My first blog posting on the topic of virtual reality was titled simply "Virtual Reality." That posting is dated June 21, 2010. Click the link if you'd like to take a look at it.
I had actually forgotten all about that first "Virtual Reality" posting, but that posting does turn out to have a certain connection to the posting you are reading right now. You might say it's a Chinese connection.
This current posting has been prompted by the picture shown above. The picture was published as part of the Atlantic In Focus series titled "2013: The Year in Photos, January - April." It is #15 in a series of forty photographs. All the photos are well worth seeing. The image above has the following caption:
During a time of dangerous levels of air pollution, a bright video screen shows images of blue sky on Tiananmen Square, on January 23, 2013 in Beijing, China.
In fact, we can't live inside a video monitor or in any "virtual" reality. We actually live in, and are ultimately dependent on, the "real" reality which is the World of Nature. That's the world we did not create.

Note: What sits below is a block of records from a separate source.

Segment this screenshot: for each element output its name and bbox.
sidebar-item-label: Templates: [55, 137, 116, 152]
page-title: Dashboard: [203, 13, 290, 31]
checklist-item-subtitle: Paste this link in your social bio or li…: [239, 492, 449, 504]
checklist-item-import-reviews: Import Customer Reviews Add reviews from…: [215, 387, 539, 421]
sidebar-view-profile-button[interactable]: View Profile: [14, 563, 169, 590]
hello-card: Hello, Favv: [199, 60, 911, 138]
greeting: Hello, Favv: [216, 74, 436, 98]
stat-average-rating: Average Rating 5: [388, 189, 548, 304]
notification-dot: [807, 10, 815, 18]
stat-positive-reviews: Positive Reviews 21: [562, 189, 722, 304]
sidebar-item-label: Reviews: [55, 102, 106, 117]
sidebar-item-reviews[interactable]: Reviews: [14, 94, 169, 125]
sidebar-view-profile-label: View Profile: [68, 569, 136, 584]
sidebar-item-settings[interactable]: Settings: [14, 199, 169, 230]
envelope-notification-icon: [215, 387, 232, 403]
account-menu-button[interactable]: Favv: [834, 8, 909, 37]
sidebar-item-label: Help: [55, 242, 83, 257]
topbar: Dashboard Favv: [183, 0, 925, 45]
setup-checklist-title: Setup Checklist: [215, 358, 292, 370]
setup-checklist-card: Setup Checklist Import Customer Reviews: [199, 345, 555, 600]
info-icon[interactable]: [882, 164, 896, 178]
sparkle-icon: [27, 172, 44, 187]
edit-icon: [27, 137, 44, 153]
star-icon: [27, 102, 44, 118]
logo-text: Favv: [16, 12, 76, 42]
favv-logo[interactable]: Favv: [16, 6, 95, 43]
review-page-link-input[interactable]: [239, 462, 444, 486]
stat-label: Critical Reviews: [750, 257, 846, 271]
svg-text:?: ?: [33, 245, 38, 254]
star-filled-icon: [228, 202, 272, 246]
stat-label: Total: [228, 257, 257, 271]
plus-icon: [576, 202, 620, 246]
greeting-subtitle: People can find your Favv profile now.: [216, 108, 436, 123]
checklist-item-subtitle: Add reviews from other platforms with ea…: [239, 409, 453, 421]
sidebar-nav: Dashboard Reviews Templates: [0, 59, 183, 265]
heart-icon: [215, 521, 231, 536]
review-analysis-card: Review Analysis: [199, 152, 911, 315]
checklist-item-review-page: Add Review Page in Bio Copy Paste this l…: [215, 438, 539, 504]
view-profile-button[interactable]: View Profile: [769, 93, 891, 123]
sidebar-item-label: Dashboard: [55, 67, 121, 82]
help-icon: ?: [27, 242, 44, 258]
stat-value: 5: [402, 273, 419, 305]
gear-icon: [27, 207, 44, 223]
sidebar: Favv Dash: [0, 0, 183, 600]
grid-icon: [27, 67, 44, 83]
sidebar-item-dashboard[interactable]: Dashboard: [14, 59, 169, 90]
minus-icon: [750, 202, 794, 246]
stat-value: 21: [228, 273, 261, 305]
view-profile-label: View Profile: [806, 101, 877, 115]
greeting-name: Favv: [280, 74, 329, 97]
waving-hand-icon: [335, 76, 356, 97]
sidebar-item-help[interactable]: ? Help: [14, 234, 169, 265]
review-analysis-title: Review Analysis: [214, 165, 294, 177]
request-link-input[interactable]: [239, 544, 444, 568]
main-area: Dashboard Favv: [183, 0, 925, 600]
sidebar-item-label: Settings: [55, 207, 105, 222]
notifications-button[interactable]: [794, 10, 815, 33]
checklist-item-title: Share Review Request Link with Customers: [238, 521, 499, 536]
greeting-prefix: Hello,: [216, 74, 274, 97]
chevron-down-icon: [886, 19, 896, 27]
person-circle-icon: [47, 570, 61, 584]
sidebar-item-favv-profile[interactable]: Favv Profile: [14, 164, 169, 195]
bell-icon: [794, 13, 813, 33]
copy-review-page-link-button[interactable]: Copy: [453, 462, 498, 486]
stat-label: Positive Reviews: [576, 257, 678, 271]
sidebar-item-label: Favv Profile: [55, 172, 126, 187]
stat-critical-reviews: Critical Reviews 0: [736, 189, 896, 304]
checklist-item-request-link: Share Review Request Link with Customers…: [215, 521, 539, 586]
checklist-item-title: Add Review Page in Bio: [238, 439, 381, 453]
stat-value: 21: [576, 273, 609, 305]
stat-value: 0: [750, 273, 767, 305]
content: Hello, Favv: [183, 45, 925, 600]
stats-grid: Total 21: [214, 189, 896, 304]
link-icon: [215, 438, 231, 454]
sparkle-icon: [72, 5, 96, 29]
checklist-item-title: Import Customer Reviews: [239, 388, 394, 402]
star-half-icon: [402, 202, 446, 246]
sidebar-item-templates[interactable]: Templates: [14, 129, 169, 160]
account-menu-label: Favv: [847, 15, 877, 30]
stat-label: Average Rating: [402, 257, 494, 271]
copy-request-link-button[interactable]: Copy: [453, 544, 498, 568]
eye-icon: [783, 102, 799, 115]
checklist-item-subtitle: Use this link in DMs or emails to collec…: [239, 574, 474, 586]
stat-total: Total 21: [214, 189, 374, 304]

Trying to pretend or convince ourselves that life is alright in the world that we have created, if in fact it isn't, would be making a big mistake. The smog in Beijing isn't going to go away just because we have a nice picture of Nature to look at. If we want to live in a world like the one depicted on screen, we will need to do something in our world (the world of smog and congestion) to change the "real" reality of the world we inhabit. Escaping to a "virtual" reality is just not going to work.
My first "Virtual Reality" posting cited to the thinking of a Chinese Philosopher, Philip Zhai, also known as Zhai Zhenming:
R: "So there is a serious philosophical argument that human-created 'virtual realities' can have the same ontological status as 'actual reality.' Philip Zhai is the guy who says that."
Q: "There you go again! 'Ontology?'"
R: "Ontology is the philosophical study of the nature of being, existence, or reality. Philip Zhai is a Chinese philosopher who has been arguing that 'virtual' reality may have the same status as what you were calling 'real' reality. One way of thinking about it might be to suggest that since we can create 'virtual' realities that are almost 'real' realities, that there might be a way to push those 'virtual' realities over the edge, and make them fully real."
Well, with respect to the photo of the blue skies in Beijing, let's hope we can make them fully real. The way to do that, though, is to acknowledge the dependence of our world on the World of Nature, the world where those blue skies actually exist.
Zhai Zhenming may be right that everything in our human world is "created" by us, and thus that all our human-created realities, of whatever nature, are actually a kind of "virtual" reality.
As for the World of Nature, there is nothing "virtual" about that. The World of Nature is the "real thing."